Non è un caso che il defibrillatore fosse lì in quel momento. Quell’oggetto che sempre di più, ma non ancora abbastanza, sonnecchia nelle pareti di palestre, piscine e centri commerciali. Obbligo o non obbligo pensiamo a quanto sia indispensabile quest’amico tecnologico e della grande opportunità di averlo in Azienda formando le persone all’utilizzo. Dirò di più, nominati o meno vale la pena formarsi per prendere quello che chiamiamo patentino laico per l’uso del DAE, domani qualcuno potrebbe avere bisogno di noi.
Di ultimo non è un caso che abbiamo assistito al cerchio della sicurezza, quell’immagine che resterà stampata nelle nostre menti e che dovrebbe essere diffusa nelle scuole, nelle Aziende ed in ogni angolo della città. I compagni di Christian ci resteranno impressi mentre si cinturano attorno a lui per proteggerlo dagli occhi indiscreti e per proteggere gli spettatori di tutto il mondo da quella scena straziante.
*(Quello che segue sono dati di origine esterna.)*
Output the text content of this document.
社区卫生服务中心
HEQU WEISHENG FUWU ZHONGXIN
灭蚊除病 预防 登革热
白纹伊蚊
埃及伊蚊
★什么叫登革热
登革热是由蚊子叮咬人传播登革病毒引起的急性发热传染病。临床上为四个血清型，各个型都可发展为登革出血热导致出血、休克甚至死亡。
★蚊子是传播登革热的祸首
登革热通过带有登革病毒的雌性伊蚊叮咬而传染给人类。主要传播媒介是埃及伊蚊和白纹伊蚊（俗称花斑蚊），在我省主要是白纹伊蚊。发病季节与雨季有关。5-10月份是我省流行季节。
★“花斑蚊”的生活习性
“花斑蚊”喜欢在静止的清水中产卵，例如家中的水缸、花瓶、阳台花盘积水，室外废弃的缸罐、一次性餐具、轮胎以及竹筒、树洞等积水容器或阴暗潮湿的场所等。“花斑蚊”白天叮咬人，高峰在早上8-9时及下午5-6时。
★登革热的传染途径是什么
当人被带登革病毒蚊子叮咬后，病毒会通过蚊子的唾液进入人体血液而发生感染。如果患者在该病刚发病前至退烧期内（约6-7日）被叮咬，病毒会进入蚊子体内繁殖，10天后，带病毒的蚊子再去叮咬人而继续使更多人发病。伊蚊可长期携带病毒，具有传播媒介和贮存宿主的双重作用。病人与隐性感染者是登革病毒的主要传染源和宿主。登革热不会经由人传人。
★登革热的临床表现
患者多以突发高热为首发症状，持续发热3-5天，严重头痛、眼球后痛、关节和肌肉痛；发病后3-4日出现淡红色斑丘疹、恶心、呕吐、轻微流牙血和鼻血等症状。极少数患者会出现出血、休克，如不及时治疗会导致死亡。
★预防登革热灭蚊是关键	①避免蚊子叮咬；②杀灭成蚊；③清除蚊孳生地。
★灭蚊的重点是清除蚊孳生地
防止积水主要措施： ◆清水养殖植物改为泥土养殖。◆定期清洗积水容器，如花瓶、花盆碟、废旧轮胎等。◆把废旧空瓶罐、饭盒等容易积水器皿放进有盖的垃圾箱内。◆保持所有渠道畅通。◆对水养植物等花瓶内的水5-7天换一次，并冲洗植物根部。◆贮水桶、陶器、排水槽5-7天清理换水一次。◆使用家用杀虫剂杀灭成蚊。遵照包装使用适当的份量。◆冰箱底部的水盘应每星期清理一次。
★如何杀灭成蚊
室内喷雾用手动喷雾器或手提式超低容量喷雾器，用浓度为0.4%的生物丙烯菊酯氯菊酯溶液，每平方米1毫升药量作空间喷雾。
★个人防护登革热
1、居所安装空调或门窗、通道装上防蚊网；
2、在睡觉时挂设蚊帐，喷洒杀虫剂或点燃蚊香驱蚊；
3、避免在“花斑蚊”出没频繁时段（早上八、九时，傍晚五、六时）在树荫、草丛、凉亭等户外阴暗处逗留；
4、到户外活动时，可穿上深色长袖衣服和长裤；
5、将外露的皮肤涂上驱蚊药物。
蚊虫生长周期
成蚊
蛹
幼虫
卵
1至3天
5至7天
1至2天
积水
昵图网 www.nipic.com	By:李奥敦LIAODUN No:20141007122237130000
Quell’immagine mi riporta al cerchio della sicurezza spiegato da Simon Sinek in uno dei suoi libri. Il cerchio della sicurezza è quella condizione che possiamo creare in Azienda affinché tutte le persone siano coinvolte da un intreccio di sane relazioni e coinvolgimento nell’Organizzazione. Secondo il principio del cerchio della sicurezza il gruppo è unito e non deve temere per la presenza di rischi all’interno della propria realtà lavorativa. I rischi possono arrivare dall’esterno come il mercato, i clienti o, parlando di sicurezza in senso stretto, da agenti esterni imprevedibili su cui nulla possiamo.
Il cerchio della sicurezza è creato dal leader che deve lavorare quotidianamente partendo dal comprendere i bisogni del proprio team e di ogni singolo suo membro. È un lavoro costante e quotidiano che va creato e poi mantenuto. L’unica strada a me nota è l’ascolto attivo: l’ascolto non solo delle parole, ma un ascolto più ampio di tutte le sensazioni che la persona attraverso i suoi gesti, le sue espressioni ed i suoi comportamenti ci potrà dare. Con l’ascolto attivo e la comprensione dei bisogni potremo tutelare e sostenere il nostro team accrescendo il loro senso di appartenenza.
Il leader crea il cerchio della sicurezza anche attraverso una cultura fondata su responsabilità, affidabilità e, quindi, fiducia. Sappiamo bene che sensazione positiva ci dia il termine fiducia, anche solo a pronunciarlo, ed è per questo che ci dobbiamo lavorare collettivamente giorno dopo giorno.
Infine porremo le condizioni per un cerchio della sicurezza creando un ambiente sano che, in aggiunta a quanto ci siamo detti, si approccia per gestire tutte le condizioni di pericolo e rischio generando vera e propria cultura della sicurezza. Una cultura dove tutti siamo responsabili delle nostre scelte e delle nostre azioni influenzandoci l’un l’altro.
Questo lavoro che di per sé è semplice, ma non affatto facile, ci porterà a condividere valori e agire all’unisono proprio come quei giovani ragazzi che si sono stretti a cerchio attorno al loro amico in fin di vita. Nulla avviene per caso.
Solo essendo persone migliori potremo avere un mondo migliore.